Я отметила это и убрала. Не время.
— Софья, — сказал он.
Я обернулась — и впервые увидела его близко, не через зал, не на корпоративе через головы, а в двух шагах, в свете его собственных ламп.
Я десять лет строила его в голове и должна признать: я построила неправильно.
Он был выше, чем я держала в памяти. Тёмные волосы с проседью на висках — той ранней, которую дают не годы, а характер. Дорогая тёмная рубашка без галстука, рукава не закатаны, всё застёгнуто — человек, который не распускается даже дома. Лицо умное и усталое, с той скукой в глазах, которая бывает у тех, кто всю жизнь самый быстрый в комнате и кому от этого больше не интересно.

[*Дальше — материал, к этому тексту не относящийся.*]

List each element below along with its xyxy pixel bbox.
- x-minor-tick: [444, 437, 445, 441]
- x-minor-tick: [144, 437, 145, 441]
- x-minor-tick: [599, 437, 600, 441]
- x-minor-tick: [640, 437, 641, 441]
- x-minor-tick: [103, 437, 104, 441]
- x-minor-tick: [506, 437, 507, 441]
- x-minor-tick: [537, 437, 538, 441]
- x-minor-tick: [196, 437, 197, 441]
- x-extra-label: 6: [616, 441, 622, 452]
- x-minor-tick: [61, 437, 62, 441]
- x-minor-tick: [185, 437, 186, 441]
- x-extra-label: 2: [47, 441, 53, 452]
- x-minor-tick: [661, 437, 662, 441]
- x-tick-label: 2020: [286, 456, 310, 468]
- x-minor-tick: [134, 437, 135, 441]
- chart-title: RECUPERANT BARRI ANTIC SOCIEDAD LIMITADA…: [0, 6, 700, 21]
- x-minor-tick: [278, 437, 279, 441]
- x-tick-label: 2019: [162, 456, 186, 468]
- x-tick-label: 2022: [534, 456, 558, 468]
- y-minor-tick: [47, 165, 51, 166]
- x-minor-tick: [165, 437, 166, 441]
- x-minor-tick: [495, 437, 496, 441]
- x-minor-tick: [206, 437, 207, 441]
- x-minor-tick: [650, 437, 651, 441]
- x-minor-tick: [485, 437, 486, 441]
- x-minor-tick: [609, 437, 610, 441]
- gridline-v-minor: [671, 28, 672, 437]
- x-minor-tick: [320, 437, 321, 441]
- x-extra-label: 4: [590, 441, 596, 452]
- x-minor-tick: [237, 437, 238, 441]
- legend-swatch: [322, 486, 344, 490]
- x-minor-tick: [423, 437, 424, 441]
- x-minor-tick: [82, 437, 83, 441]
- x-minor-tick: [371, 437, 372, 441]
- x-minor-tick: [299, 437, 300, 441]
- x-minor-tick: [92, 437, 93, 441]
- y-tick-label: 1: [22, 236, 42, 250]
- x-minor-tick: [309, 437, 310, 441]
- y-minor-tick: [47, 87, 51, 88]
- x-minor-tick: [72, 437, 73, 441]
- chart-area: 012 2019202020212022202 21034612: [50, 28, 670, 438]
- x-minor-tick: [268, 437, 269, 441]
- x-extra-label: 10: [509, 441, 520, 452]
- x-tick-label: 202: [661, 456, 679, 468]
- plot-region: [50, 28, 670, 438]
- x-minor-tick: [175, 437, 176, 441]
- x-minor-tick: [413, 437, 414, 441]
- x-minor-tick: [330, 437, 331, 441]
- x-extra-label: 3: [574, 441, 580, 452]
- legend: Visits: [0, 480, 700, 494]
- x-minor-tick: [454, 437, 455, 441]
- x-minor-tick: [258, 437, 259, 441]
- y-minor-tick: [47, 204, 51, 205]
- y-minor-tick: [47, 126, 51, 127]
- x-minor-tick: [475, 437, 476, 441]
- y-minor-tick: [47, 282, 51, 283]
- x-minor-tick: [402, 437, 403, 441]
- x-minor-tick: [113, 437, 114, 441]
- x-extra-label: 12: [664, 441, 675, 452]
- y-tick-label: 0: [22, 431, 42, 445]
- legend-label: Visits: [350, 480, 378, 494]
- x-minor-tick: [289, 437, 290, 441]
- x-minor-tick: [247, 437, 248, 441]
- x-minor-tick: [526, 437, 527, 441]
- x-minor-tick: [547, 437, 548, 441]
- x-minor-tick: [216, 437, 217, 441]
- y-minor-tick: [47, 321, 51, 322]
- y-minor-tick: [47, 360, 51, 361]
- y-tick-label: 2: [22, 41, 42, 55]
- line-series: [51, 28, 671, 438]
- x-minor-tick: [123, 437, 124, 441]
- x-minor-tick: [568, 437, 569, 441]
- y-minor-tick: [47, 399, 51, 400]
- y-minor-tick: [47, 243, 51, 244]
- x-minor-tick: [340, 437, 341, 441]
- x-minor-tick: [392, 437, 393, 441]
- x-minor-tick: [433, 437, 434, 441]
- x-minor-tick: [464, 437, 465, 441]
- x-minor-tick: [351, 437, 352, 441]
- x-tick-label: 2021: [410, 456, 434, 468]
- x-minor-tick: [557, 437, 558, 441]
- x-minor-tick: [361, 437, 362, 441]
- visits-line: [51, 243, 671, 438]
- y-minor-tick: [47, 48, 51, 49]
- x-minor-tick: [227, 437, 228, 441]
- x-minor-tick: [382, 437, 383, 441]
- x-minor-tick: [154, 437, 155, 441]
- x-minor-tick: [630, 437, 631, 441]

Двигался он мало и точно, без единого лишнего жеста, как двигаются люди, экономящие себя.
Руки. Я почему-то отметила руки — длинные, спокойные пальцы, кисть, которая держала бокал так, будто бокал ничего не весит. Я не знала тогда, зачем отметила руки. Просто отметила. Я отмечаю всё.

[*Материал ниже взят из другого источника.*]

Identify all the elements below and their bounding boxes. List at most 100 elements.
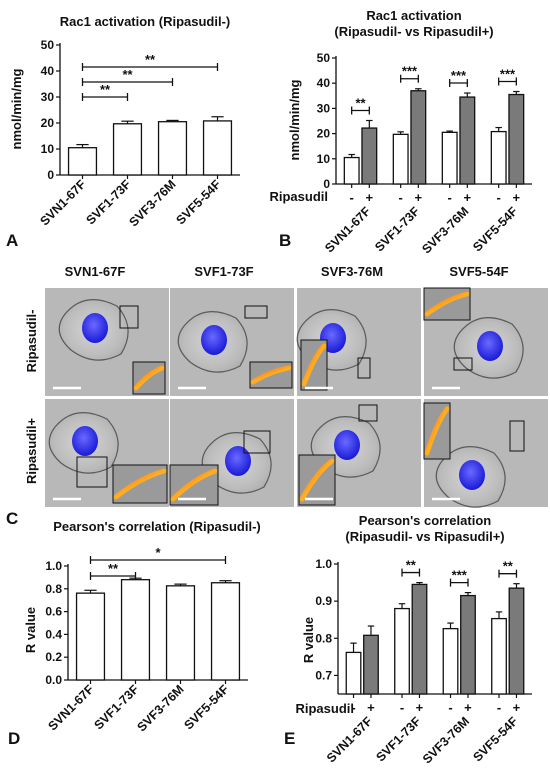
panel-c-letter: C xyxy=(6,509,18,528)
x-tick-label-svf5-54f: SVF5-54F xyxy=(470,714,520,764)
significance-label: *** xyxy=(452,568,468,583)
inset-frame xyxy=(423,287,471,321)
panel-a-ylabel: nmol/min/mg xyxy=(9,68,24,149)
panel-b-title-line1: Rac1 activation xyxy=(366,8,461,23)
panel-b-title-line2: (Ripasudil- vs Ripasudil+) xyxy=(334,24,493,39)
cell-nucleus xyxy=(201,325,227,355)
roi-box xyxy=(244,305,268,319)
treatment-mark: + xyxy=(415,190,423,205)
bar-svf5-54f-1 xyxy=(508,587,525,695)
y-tick-label: 0.4 xyxy=(45,627,62,641)
y-tick-label: 0.2 xyxy=(45,650,62,664)
micrograph-tile-r2-c2 xyxy=(169,399,294,507)
y-tick-label: 10 xyxy=(317,152,331,166)
micrograph-tile-r2-c4 xyxy=(423,399,548,508)
treatment-mark: - xyxy=(448,700,452,715)
treatment-mark: + xyxy=(367,700,375,715)
fluorescence-signal xyxy=(113,468,167,500)
panel-c-microscopy: SVN1-67F SVF1-73F SVF3-76M SVF5-54F Ripa… xyxy=(6,264,548,528)
significance-label: ** xyxy=(145,52,156,67)
microscopy-tiles xyxy=(45,287,548,508)
cell-nucleus xyxy=(477,331,503,361)
y-tick-label: 1.0 xyxy=(315,557,332,571)
significance-label: * xyxy=(155,545,161,560)
panel-b-treatment-label: Ripasudil xyxy=(269,189,328,204)
panel-e-title-line1: Pearson's correlation xyxy=(359,513,491,528)
y-tick-label: 50 xyxy=(317,51,331,65)
treatment-mark: - xyxy=(351,700,355,715)
cell-nucleus xyxy=(225,446,251,476)
x-tick-label-svn1-67f: SVN1-67F xyxy=(37,177,88,228)
bar-svf5-54f-0 xyxy=(490,130,507,185)
y-tick-label: 0 xyxy=(47,168,54,182)
x-tick-label-svf5-54f: SVF5-54F xyxy=(173,177,223,227)
x-tick-label-svf3-76m: SVF3-76M xyxy=(420,714,472,766)
y-tick-label: 40 xyxy=(41,64,55,78)
bar-svf5-54f-0 xyxy=(210,582,241,681)
y-tick-label: 0.6 xyxy=(45,605,62,619)
treatment-mark: + xyxy=(513,190,521,205)
bar-svf1-73f-0 xyxy=(394,607,410,695)
bar-svn1-67f-1 xyxy=(361,127,378,185)
roi-box xyxy=(509,420,525,452)
x-tick-label-svf3-76m: SVF3-76M xyxy=(419,204,471,256)
significance-label: ** xyxy=(108,561,119,576)
x-tick-label-svn1-67f: SVN1-67F xyxy=(324,714,375,765)
y-tick-label: 30 xyxy=(317,101,331,115)
bar-svf5-54f-0 xyxy=(202,120,233,176)
bar-svf3-76m-0 xyxy=(442,627,459,695)
panel-a-title: Rac1 activation (Ripasudil-) xyxy=(60,14,230,29)
fluorescence-signal xyxy=(301,343,327,387)
y-tick-label: 40 xyxy=(317,76,331,90)
treatment-mark: - xyxy=(399,190,403,205)
y-tick-label: 0.7 xyxy=(315,668,332,682)
y-tick-label: 30 xyxy=(41,90,55,104)
treatment-mark: - xyxy=(350,190,354,205)
roi-box xyxy=(76,456,108,488)
micrograph-tile-r1-c1 xyxy=(45,288,169,396)
fluorescence-signal xyxy=(250,365,292,385)
y-tick-label: 0.8 xyxy=(45,582,62,596)
micrograph-tile-r1-c2 xyxy=(170,288,294,396)
bar-svf1-73f-1 xyxy=(410,90,427,185)
roi-box xyxy=(357,357,371,379)
y-tick-label: 0 xyxy=(323,177,330,191)
significance-label: ** xyxy=(503,559,514,574)
inset-frame xyxy=(169,464,219,506)
significance-label: ** xyxy=(122,67,133,82)
panel-e-title-line2: (Ripasudil- vs Ripasudil+) xyxy=(345,529,504,544)
panel-d-ylabel: R value xyxy=(23,607,38,653)
inset-frame xyxy=(249,361,293,389)
bar-svf3-76m-1 xyxy=(460,594,476,695)
panel-e-treatment-label: Ripasudil xyxy=(295,701,354,716)
bar-svf5-54f-1 xyxy=(508,93,525,185)
fluorescence-signal xyxy=(133,365,165,391)
y-tick-label: 20 xyxy=(317,127,331,141)
panel-b-chart: Rac1 activation (Ripasudil- vs Ripasudil… xyxy=(269,8,532,256)
panel-c-col-label-3: SVF3-76M xyxy=(321,264,383,279)
y-tick-label: 0.0 xyxy=(45,673,62,687)
cell-nucleus xyxy=(334,430,360,460)
y-tick-label: 20 xyxy=(41,116,55,130)
x-tick-label-svf1-73f: SVF1-73F xyxy=(373,714,423,764)
micrograph-tile-r2-c1 xyxy=(45,399,169,507)
roi-box xyxy=(119,305,139,329)
bar-svf1-73f-1 xyxy=(411,583,428,695)
x-tick-label-svf5-54f: SVF5-54F xyxy=(181,682,231,732)
panel-c-col-label-4: SVF5-54F xyxy=(449,264,508,279)
significance-label: ** xyxy=(406,558,417,573)
inset-frame xyxy=(300,339,328,391)
treatment-mark: + xyxy=(464,190,472,205)
treatment-mark: + xyxy=(513,700,521,715)
bar-svn1-67f-0 xyxy=(67,147,98,176)
significance-label: ** xyxy=(100,82,111,97)
bar-svf5-54f-0 xyxy=(491,617,507,695)
fluorescence-signal xyxy=(299,458,335,502)
treatment-mark: + xyxy=(464,700,472,715)
bar-svf1-73f-0 xyxy=(112,123,143,176)
inset-frame xyxy=(112,464,168,504)
significance-label: *** xyxy=(402,64,418,79)
fluorescence-signal xyxy=(170,468,218,502)
x-tick-label-svf1-73f: SVF1-73F xyxy=(372,204,422,254)
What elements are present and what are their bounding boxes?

— Глеб Сторожев, — сказала я.
Я произнесла его имя ровно. Десять лет я не произносила его вслух — держала внутри, как держат осколок, чтобы не порезаться. А сейчас сказала вслух, в лицо, спокойно, и ничего не случилось. Мир не треснул, потолок не упал. Голос не дрогнул. Я потом, дома, буду этим гордиться. Сейчас — просто отметила: работает.
Он показал мне на кресло у окна.
Я знаю этот приём — кресло у окна, человек садится, за спиной у него лучший вид, и вид сбивает его с мысли, делает мягче, разговорчивее. Я села спиной к окну. К виду. К Москва-Сити, ради которого, я уверена, сюда возят впечатлительных.
Я приехала не впечатляться. Я приехала считать.
Он заметил, что я выбрала не то кресло. Я видела, что заметил — мелькнуло в лице, одобрительно. Он сел напротив, по другую сторону низкого стола, и стал смотреть на меня так же, как я на него: оценивая.
Двое людей сели считать друг друга.
— Я видел вашу работу, — сказал он. Без предисловий. — Ту, со схемой распределения. Кто её делал, тот делал не за зарплату.
— А за что? — спросила я.
— За то, чтобы было красиво, — сказал он. — Таких мало. Я их собираю.
— Я не предмет, — сказала я. — Меня не собирают.
Уголок его рта дрогнул. Не улыбка — тень улыбки.
— Уже интереснее, — сказал он.
Он говорил так, как я и предполагала: ничего лишнего, каждое слово на месте, как деталь в хорошо собранном механизме. Он любил точное — это слышалось в том, как он строит фразу. И о моей работе он говорил как о красивой вещи, а не как о выгодной. Он не сказал «вы сэкономите мне денег». Он сказал «красиво».
Так о точном говорил мой папа.
Это было второе, чего не было в расчёте. Я убрала и это. Глубже.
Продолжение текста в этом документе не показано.